When Malcolm Gladwell eats
an apple, does he even care?
Why did Whole Foods make me
write a cover letter? Isn't it
unrealistic how protagonists
always find parking spots
in movies? Charles, are you
like me? Do you want to be?
I do. Describe me, but try
not to be descriptive.
The geese are waiting.
If you don't believe in me,
I'll keep asking until you do.






Sestina for the Cuyahoga

This is where I want to live,
close to where the heart gives out,
ruined, perfected...
--Andrew Greig, from “Orkney/ This Life”



There is no need to be formal,
so I will. Our effort isn't a locust,
remembering us every seventeenth
Tuesday. One of those days, every garage
will have a jukebox. Faithful as waterfowl,
we mate for life at the city's burnt river

where even our sidewalks are still on edge, the river
now cool to the touch. Sometimes our formal
wear is three pieces of candy corn, and the waterfowl
wrap their necks around each other if the locust
has no one to swarm with in a parking garage
somewhere off Seventeenth.

I do this on the seventeenth:
remember my river,
still as a car in a garage,
how it forced me not to be formal,
but descriptive without describing the locust
as having the same set of dry waterfowl

wings, something I learned (gripping waterfowl
wings) at a party where I only knew myself on my seventeenth
birthday.
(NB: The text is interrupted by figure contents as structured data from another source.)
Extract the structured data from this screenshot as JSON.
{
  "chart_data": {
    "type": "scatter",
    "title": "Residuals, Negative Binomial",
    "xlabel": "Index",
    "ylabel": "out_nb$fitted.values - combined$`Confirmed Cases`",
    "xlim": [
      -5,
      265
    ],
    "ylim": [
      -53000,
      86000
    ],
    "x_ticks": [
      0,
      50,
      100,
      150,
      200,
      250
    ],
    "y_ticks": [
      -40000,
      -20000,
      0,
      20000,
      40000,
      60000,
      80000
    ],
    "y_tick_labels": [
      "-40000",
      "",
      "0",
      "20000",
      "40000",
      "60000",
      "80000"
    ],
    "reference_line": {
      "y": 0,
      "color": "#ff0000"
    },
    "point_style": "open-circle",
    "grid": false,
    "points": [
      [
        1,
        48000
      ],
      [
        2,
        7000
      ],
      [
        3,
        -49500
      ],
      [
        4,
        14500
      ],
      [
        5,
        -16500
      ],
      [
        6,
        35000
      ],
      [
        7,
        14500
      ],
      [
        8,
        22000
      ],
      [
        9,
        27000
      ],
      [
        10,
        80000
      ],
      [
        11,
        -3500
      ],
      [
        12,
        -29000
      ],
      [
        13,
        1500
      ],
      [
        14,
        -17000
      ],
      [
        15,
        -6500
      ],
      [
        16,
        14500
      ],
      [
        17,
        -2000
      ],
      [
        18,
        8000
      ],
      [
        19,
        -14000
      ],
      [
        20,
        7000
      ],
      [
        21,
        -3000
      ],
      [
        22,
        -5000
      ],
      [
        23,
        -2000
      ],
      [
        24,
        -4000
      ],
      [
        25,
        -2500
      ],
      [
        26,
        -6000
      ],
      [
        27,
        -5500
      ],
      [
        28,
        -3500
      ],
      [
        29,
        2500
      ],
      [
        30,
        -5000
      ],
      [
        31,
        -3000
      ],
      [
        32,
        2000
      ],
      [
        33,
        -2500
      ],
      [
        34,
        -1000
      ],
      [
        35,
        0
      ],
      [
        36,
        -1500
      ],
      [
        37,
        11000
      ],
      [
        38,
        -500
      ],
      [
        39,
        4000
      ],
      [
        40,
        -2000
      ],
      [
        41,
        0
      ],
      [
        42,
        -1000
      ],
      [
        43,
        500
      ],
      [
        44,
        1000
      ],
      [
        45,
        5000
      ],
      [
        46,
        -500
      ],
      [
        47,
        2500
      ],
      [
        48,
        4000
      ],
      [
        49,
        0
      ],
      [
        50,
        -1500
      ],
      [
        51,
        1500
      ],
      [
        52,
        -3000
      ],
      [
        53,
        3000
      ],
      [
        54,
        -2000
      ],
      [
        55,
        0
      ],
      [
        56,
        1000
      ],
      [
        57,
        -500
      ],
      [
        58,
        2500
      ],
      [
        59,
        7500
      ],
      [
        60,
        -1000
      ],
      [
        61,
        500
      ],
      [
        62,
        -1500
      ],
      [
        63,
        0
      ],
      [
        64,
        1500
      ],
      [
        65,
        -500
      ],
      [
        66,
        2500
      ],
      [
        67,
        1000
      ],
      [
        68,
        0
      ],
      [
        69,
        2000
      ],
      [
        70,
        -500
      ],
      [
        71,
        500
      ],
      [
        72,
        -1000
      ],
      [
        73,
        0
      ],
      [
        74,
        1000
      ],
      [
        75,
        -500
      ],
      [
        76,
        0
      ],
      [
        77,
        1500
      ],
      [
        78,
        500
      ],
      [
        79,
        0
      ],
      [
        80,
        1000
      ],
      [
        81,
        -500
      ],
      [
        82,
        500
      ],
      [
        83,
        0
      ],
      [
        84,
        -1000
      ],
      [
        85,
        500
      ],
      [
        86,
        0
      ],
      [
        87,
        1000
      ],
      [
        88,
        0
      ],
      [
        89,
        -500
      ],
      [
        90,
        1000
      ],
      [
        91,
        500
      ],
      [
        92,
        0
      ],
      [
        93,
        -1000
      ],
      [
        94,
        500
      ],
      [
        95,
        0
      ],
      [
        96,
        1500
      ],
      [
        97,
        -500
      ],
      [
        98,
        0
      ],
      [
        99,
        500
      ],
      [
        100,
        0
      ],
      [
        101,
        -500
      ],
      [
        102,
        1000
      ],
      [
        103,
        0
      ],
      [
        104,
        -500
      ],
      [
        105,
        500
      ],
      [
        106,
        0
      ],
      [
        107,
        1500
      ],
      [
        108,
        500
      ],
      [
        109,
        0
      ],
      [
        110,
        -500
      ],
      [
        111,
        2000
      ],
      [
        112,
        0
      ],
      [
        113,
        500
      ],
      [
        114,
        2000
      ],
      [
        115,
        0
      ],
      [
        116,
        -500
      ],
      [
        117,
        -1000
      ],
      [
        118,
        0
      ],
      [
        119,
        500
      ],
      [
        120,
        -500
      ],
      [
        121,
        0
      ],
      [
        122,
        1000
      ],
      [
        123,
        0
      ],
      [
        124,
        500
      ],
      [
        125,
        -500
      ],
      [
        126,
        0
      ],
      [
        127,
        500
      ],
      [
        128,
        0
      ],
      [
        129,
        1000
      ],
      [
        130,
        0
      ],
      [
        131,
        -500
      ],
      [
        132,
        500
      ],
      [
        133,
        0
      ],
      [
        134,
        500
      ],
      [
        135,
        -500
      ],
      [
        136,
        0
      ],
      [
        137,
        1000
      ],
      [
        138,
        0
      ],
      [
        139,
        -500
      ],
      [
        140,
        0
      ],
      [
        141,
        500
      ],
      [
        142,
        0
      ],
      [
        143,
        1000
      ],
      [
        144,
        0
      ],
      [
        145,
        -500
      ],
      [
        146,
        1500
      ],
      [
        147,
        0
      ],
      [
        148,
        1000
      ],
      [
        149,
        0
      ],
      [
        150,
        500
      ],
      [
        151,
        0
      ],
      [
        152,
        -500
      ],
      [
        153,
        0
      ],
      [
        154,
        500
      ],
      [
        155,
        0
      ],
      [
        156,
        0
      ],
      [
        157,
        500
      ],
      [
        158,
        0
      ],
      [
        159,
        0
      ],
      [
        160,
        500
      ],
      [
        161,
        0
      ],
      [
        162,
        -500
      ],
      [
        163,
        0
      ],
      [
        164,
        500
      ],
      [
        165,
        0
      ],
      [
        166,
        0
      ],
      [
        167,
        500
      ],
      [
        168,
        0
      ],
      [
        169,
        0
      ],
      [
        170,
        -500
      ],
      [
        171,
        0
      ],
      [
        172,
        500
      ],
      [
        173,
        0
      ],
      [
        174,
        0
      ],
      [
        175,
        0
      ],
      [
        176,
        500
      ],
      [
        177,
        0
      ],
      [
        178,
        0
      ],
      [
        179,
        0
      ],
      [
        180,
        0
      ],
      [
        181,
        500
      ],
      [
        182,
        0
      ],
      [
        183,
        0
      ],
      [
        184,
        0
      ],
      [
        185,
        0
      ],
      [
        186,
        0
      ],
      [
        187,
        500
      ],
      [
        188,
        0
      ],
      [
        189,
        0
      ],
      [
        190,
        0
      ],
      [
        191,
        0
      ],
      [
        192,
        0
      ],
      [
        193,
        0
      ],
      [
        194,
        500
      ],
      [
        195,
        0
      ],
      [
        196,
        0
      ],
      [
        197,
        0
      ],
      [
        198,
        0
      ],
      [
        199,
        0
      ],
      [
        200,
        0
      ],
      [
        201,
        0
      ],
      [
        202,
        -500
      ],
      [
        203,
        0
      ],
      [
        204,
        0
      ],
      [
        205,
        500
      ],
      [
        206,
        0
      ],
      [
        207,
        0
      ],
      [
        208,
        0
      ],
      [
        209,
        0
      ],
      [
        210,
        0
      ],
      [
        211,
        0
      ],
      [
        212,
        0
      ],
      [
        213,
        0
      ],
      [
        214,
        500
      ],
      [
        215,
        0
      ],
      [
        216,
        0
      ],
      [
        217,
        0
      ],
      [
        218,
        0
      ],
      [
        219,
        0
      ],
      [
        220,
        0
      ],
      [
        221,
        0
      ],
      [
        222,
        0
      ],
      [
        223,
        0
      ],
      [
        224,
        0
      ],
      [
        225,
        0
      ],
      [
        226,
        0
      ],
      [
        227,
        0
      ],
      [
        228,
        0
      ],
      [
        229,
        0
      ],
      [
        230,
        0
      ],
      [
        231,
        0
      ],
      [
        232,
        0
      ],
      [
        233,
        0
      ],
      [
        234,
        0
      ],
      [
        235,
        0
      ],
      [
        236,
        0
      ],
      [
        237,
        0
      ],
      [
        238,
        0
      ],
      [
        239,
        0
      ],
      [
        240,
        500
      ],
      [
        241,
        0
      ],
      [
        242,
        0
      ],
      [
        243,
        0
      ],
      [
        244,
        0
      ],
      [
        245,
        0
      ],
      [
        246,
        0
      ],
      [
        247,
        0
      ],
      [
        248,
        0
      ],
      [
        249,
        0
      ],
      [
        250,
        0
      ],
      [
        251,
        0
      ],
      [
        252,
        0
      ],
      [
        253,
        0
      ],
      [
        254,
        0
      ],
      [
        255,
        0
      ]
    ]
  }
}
I swear: If I had a locust
flick me a nickel every time someone mentioned how our river
once exploded, soft with our own formal
waste, I'd sell my garage

but keep the jukebox and buy a bigger garage.
Is our waterfowl
more or less formal
than the ones perching in cities voted worse than seventeenth?
Take me to the Cuyahoga river.
Nevermind. I'm already there and so are the locust

groomers, their mustaches a place for each locust
to land and park like there is a garage
on their face. Remember our river
has depth and innocence. From the ashes, the waterfowl
now spread their wings like it's always the seventeenth
of June. Like they don't need formal

ties and some punctual locust, a formal
coast. Another river might have smoother waterfowl,
but the garage of our hearts are stronger than any amendment, even the seventeenth.